Closed mastoidectomy is generally indicated for cases of primary and limited disease, justifying its predominance in our study, since we accounted for primary surgeries or late reoperations (period greater than 5 years) and we did not account for subsequent surgeries on the same patient. In line with existing research, it is associated with relapse rates of 20% to 60% [19]. In addition, cholesteatomatous COM was detected in 84.6% of those who had recurrence. This topic usually requires epidemiological research with large cohorts and long follow-up periods for a better understanding of this phenomenon [20].
Although this is not the objective of this article, a factor that draws attention to another work would be the lack of tools to assess the postoperative quality of life in those undergoing this type of surgery [6]. Although it has been shown that there is no difference between closed and open mastoidectomy, the application of specific questionnaires to assess pain, otorrhea, the number of returns and the psychological aspects of the sequelae in the elderly with chronic otitis media would be enriching for the otorhinogeriatric literature.
Among the limitations presented in this study, we can highlight the loss of data due to failure and difficulty in understanding the notes in manual medical records and the loss of follow-up in some postoperative visits. Added to this is the lack of audiometry records, making the study of pre- and post-surgical auditory thresholds unfeasible.
Conclusion
The CWU tympanomastoidectomy technique was more associated with surgical failure and disease recurrence, with greater need for new surgery in adults aged 20-50 years than in those aged > 60 years.
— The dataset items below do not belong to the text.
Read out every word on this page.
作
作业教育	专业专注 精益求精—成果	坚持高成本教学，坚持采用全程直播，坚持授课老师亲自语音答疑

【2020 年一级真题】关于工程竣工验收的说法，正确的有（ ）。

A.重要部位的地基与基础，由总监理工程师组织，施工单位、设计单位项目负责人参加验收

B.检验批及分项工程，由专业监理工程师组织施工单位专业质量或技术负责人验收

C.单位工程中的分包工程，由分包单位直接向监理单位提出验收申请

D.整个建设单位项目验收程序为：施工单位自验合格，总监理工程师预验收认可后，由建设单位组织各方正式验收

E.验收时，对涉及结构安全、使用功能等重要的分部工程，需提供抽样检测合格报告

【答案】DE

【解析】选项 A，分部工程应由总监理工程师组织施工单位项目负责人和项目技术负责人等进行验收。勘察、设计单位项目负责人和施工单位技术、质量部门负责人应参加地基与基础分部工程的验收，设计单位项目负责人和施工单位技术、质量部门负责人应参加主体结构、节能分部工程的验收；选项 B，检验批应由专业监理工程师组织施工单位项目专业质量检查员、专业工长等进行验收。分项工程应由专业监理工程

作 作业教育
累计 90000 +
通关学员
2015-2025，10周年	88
It was also possible to verify that the older age group did not present a greater risk of reoperation or post-mastoidectomies complications, despite having a higher classification of anesthetic risk and presenting more comorbidities. In addition, the type of OMC and the fact of being a smoker or ex-smoker were also not decisive for the results. Thus, we can consider mastoidectomy as a viable and safe alternative for the treatment of COM in elderly patients.
Disclosure statement: No potential conflict of interest was reported by the authors.